The seller will need to contact TiVo to release the unit(s) from their account and get a code number for you. You will use that number to transfer it onto your account.


----------



## Hamstring (Feb 13, 2007)

100 bucks. They are both updated. I checked and they both connected to everything.


----------



## lhvetinari (Jun 24, 2019)

Pokemon_Dad said:


> I have bought old 93000 units and rolled them back to TE3 to match my DVR. A year or two ago there was bug that stopped some people from doing that, but I think they fixed it in a 2019 update.
> 
> The seller will need to contact TiVo to release the unit(s) from their account and get a code number for you. You will use that number to transfer it onto your account.


There's a new bug now for the past month or so that blocks all 92 and 93 minis from downgrading, yet again.


----------



## Pokemon_Dad (Jan 19, 2008)

lhvetinari said:


> There's a new bug now for the past month or so that blocks all 92 and 93 minis from downgrading, yet again.

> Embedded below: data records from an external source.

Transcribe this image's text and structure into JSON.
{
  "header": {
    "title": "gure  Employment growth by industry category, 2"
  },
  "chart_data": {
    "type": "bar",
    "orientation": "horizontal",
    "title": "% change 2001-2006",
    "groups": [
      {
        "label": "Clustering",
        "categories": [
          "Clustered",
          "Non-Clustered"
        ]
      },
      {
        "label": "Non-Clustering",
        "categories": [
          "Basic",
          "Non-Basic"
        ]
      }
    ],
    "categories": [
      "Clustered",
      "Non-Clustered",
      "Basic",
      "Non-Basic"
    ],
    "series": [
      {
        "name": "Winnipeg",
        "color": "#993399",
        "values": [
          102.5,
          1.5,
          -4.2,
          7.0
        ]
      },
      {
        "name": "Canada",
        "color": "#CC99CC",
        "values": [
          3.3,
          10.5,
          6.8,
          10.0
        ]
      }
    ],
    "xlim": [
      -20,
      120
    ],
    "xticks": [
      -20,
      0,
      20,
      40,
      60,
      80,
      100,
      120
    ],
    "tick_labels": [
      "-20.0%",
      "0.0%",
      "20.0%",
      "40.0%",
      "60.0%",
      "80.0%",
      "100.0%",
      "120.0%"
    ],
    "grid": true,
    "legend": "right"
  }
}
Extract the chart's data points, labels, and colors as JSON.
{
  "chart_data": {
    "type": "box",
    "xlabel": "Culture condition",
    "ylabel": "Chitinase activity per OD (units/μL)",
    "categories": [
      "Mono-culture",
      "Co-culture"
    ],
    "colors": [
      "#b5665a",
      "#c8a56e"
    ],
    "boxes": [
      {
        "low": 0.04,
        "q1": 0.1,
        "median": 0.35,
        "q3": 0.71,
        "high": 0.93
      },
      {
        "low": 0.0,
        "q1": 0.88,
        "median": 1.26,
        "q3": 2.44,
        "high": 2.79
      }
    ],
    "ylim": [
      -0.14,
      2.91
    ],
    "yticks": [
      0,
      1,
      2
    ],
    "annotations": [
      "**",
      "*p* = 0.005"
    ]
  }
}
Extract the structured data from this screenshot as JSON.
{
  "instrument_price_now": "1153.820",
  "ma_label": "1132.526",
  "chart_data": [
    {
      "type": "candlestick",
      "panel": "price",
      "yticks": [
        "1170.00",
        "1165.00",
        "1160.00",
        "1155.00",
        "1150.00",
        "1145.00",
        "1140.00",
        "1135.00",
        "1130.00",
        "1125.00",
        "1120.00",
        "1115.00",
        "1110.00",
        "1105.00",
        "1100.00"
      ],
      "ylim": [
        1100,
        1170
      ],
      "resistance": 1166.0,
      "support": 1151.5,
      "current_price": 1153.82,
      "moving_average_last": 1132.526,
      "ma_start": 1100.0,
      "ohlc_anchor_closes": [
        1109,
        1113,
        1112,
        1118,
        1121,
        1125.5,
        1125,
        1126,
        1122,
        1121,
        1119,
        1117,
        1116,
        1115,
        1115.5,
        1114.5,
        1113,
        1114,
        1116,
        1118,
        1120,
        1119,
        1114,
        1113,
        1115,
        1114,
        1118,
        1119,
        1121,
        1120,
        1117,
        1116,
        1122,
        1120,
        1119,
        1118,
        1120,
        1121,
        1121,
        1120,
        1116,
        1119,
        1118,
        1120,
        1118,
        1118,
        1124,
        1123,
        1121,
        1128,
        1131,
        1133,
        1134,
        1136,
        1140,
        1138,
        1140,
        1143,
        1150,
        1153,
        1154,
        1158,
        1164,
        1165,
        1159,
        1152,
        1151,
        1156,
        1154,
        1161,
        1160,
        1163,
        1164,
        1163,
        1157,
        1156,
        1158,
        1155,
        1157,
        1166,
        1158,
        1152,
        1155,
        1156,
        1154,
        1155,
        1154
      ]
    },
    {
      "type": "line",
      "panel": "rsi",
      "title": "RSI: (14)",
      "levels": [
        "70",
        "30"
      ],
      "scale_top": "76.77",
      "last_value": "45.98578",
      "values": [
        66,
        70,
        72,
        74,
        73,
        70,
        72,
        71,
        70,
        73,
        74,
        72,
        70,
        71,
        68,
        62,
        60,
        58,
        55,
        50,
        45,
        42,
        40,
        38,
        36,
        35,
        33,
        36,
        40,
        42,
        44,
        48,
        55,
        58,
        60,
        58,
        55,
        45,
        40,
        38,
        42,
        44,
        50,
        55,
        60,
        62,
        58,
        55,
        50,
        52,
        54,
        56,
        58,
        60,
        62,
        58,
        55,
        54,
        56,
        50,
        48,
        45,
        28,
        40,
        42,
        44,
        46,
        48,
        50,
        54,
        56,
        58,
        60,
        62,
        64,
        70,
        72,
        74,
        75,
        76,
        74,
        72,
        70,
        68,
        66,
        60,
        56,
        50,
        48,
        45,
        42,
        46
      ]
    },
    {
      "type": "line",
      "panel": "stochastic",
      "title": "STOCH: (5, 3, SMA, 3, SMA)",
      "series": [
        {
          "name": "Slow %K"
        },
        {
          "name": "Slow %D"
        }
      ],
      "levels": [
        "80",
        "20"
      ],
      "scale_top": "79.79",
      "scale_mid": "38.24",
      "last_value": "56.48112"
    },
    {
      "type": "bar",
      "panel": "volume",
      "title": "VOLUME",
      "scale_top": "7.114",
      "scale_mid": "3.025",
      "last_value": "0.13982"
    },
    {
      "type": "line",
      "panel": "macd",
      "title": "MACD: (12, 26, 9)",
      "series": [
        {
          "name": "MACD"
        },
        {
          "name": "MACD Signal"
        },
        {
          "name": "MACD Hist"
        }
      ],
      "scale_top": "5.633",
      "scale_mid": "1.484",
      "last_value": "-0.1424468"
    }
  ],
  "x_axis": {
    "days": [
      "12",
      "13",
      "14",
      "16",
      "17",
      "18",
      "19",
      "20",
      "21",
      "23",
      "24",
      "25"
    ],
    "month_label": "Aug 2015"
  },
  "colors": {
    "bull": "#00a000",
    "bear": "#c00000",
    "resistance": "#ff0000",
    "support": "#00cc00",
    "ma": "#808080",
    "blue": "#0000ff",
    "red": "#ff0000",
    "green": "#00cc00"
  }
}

Hoo boy. You see that @NatasNJ?


----------



## NatasNJ (Jan 7, 2002)

Thanks. @Pokemon_Dad i may be buying two from another member. Will find out if theirs has the older software.


----------



## lillevig (Dec 7, 2010)

For what it's worth, the bug appears to also prevent the A93 from upgrading to TE4 which is the only thing that my recently acquired Bolt OTA will run.


----------